Tuesday, March 24, 2009

Nitpick :(

I'm really starting to be seriously annoyed with those wooden Knitpicks circs. Not only are their colours something of a hindrance to knitting in darker yarns (I tried them with fine black silk and quickly gave up because the yarn was simply not visible against the dark shafts of the needles) but it also seems as though your average set won't outlast the knitting of a sweater. At least not in the hands of the Yarn Owl... and those hands are not the roughest ones around.

My pre-Christmas knitting project was a top-down raglan sweater in Malabrigo sockyarn, knitted on 3mm circs. Yes, wooden Knitpicks. In the case of this particular set, it would seem that the different coloured layers of wood aren't all equally hard, because well before the sweater was finished the light-coloured layer on the one tip had visibly worn down while its adjacent, and darker, layer had not, resulting in a knife-edge projection that was painfully sharp to the touch, snagged on the yarn at every stitch, and left scratches on the other needle.
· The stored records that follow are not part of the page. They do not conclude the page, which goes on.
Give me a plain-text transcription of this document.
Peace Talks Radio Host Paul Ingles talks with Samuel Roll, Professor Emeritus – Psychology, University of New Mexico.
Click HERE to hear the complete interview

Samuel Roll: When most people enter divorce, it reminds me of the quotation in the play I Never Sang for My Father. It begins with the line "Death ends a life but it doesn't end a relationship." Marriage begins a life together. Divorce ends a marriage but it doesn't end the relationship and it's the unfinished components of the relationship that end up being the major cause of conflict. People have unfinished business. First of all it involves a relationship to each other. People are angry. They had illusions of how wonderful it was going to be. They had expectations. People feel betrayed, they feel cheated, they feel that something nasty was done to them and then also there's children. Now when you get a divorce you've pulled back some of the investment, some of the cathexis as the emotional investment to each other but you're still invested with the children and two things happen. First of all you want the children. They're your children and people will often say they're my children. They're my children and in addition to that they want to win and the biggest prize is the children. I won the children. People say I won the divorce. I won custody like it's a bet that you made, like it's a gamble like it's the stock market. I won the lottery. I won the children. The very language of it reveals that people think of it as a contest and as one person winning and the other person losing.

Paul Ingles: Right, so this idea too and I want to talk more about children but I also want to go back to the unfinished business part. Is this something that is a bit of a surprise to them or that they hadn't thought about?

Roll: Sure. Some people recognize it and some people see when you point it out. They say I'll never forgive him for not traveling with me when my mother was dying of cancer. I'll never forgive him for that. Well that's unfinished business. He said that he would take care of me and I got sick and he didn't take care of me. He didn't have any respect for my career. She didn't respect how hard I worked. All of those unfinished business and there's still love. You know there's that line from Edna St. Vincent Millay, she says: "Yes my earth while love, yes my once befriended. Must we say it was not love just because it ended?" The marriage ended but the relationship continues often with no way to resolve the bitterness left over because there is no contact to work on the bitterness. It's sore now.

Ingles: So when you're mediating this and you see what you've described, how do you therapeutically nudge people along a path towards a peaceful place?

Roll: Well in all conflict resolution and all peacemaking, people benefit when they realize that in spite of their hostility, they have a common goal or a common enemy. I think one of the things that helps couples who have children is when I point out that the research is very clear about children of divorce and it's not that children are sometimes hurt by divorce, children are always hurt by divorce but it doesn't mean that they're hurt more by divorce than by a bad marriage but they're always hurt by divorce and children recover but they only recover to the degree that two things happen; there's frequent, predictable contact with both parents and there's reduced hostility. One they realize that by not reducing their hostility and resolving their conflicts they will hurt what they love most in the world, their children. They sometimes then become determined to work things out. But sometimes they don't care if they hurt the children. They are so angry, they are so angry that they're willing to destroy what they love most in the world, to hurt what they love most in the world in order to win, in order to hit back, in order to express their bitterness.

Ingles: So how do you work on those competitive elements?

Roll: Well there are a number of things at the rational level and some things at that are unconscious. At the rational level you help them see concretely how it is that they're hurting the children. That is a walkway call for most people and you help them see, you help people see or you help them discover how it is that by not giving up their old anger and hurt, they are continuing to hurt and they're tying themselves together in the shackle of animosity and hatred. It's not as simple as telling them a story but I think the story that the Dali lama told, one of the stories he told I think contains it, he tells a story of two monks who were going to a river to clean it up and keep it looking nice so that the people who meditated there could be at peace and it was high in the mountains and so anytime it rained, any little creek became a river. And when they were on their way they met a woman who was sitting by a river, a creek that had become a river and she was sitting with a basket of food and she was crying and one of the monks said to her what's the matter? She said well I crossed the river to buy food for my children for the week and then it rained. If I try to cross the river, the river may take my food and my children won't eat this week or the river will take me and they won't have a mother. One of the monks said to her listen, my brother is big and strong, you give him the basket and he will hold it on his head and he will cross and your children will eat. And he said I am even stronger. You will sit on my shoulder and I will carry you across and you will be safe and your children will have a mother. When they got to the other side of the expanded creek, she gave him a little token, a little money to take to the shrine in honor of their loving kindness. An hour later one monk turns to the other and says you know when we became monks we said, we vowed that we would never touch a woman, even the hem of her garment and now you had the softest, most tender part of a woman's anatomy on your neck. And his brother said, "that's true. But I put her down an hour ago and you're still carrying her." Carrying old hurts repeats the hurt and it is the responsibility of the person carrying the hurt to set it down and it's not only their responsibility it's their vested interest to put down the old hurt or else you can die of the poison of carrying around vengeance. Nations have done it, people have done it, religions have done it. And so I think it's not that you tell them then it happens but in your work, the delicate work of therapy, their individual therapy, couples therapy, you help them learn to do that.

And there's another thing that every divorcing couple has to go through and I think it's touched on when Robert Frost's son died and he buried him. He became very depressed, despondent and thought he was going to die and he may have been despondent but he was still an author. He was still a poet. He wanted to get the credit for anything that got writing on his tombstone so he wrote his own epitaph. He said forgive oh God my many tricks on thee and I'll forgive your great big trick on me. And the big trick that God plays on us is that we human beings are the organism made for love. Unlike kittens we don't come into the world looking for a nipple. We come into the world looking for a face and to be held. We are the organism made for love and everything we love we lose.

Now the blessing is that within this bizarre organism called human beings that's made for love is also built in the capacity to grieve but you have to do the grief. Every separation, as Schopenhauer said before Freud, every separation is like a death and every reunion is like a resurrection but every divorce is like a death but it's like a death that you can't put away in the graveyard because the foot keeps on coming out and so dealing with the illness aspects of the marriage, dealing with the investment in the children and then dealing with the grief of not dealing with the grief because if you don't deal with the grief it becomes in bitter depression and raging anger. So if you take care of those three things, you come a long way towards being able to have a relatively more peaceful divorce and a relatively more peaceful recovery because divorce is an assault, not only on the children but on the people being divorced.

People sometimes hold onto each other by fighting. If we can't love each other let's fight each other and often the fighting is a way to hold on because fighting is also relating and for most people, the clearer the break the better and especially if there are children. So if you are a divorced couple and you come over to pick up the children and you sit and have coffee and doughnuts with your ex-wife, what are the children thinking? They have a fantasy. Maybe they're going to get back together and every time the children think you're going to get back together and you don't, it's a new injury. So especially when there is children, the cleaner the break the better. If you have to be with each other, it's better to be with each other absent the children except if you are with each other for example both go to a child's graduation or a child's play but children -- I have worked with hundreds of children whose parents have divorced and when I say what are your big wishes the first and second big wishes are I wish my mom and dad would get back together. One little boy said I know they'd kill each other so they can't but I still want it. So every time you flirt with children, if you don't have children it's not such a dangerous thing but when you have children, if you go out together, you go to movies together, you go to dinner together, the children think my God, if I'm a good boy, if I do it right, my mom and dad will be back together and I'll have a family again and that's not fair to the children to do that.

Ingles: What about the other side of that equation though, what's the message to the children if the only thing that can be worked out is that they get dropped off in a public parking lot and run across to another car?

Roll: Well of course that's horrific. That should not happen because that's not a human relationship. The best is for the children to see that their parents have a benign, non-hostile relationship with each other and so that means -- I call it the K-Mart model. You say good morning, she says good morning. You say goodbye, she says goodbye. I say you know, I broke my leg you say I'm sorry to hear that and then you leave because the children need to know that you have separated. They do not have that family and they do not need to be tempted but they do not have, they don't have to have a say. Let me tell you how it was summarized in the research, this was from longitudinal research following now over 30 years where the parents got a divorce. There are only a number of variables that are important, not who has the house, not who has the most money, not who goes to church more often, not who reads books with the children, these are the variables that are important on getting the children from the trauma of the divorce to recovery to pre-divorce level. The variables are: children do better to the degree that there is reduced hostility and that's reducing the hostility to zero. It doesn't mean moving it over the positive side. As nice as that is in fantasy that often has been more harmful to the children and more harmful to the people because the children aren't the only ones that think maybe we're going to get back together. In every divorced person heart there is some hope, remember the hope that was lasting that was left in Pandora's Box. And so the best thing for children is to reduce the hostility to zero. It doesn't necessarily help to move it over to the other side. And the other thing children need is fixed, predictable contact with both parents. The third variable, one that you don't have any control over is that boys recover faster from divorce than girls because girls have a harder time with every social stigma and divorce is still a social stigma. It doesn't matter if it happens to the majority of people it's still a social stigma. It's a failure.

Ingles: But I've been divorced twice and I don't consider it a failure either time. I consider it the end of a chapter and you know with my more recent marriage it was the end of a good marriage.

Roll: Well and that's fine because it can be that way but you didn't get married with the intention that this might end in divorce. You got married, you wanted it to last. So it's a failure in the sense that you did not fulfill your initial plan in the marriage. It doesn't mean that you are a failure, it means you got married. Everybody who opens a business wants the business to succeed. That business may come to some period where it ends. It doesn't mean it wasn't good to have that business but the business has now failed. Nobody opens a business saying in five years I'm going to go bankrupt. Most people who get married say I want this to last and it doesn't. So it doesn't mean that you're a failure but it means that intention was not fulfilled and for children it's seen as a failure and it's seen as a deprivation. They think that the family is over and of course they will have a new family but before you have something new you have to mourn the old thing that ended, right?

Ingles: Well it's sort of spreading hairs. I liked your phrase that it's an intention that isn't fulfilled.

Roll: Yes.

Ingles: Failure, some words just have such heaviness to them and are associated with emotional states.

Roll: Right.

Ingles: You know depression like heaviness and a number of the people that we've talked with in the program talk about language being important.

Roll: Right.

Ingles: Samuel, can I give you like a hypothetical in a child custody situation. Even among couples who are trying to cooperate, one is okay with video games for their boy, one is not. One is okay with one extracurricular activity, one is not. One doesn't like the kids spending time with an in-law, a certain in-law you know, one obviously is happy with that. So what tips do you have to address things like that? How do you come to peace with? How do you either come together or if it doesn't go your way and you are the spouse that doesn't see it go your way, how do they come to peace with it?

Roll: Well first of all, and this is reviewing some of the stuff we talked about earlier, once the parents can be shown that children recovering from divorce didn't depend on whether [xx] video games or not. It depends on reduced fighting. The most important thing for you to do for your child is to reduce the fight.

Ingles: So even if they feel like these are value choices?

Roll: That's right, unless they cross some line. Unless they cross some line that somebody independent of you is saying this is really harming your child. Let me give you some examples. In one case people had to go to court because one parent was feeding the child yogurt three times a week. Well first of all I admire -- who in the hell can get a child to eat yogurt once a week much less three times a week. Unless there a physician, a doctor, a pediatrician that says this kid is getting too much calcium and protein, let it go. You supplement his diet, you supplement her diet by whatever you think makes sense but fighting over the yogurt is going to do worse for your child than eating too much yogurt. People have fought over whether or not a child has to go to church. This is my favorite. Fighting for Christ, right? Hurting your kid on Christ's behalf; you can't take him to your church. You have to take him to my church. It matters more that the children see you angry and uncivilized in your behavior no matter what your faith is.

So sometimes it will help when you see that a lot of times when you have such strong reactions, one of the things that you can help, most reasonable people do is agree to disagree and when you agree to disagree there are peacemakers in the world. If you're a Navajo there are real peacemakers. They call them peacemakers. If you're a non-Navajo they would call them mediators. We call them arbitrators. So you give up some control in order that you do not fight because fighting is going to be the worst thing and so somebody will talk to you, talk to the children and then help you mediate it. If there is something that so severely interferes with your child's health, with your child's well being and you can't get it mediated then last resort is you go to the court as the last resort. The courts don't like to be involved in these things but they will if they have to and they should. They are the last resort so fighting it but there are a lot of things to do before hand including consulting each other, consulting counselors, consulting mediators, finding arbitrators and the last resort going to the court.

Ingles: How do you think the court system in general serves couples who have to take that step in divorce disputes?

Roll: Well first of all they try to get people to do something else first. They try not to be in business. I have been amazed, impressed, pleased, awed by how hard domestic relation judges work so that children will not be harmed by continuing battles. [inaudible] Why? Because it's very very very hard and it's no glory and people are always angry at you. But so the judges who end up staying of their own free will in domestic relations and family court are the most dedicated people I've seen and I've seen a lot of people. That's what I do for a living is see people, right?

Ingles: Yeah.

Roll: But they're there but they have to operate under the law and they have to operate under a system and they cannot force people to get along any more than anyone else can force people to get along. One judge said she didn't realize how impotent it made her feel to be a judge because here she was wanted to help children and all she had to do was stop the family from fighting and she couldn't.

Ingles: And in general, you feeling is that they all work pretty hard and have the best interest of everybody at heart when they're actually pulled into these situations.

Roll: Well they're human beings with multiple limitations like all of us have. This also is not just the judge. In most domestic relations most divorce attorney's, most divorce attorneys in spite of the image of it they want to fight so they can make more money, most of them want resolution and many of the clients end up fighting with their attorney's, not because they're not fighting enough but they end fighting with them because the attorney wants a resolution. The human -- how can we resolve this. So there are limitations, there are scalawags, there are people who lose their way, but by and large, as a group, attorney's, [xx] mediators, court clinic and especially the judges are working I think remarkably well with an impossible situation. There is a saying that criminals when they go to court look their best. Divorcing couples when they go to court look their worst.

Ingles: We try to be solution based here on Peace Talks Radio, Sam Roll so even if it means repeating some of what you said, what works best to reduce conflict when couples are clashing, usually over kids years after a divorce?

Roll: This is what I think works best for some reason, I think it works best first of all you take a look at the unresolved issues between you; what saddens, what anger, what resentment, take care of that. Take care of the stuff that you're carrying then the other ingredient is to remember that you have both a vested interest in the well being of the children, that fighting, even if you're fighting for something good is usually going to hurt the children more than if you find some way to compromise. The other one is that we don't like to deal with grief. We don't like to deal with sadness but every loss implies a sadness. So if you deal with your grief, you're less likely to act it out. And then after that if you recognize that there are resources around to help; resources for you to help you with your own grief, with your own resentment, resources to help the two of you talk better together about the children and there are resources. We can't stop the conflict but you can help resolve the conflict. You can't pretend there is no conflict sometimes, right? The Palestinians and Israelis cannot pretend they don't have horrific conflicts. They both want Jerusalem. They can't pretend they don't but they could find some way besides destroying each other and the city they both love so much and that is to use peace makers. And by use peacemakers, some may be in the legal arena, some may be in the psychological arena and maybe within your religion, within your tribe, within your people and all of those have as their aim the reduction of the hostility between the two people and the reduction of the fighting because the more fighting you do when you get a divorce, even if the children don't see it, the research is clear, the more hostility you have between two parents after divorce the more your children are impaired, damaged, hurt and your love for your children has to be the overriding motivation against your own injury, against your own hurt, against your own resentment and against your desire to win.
I fixed that for the time being by smoothing the tip down with a glass nail file and then polishing it with Micromesh. This morning's mishap, though, will be less easy to repair.


The current project is another top-down raglan, this time in black cashmere that's slightly finer than sockyarn and hence being worked on 2.5mm circs. I'm most of the way down the body at this point and there has been no sign of tip erosion so far (there are also no layers of pale wood forming the tips of this set), but earlier today the right needle just snapped in two in my hand about 5cm down from the tip. (And no, I had not tightened my fist on it; I was just knitting normally.) I ended up having to disentangle the equivalent of a shattered toothpick from my cashmere yarn and hunting for another needle to retrieve my dropped stitches.

The needle was almost new. I might have used it for a couple of pairs of socks before this sweater, but not much more than that. The 3mm one with the eroded tip was fresh out of the original wrapper when I started the sockyarn sweater, so on balance I am not impressed. Last autumn I bought quite a large number of wooden Knitpicks in all the sizes I use regularly, and even not so regularly. Now I wish I'd gone for the metal ones... because if these two are an example of the life expectancy of the wooden ones, the investment was not a particularly wise one.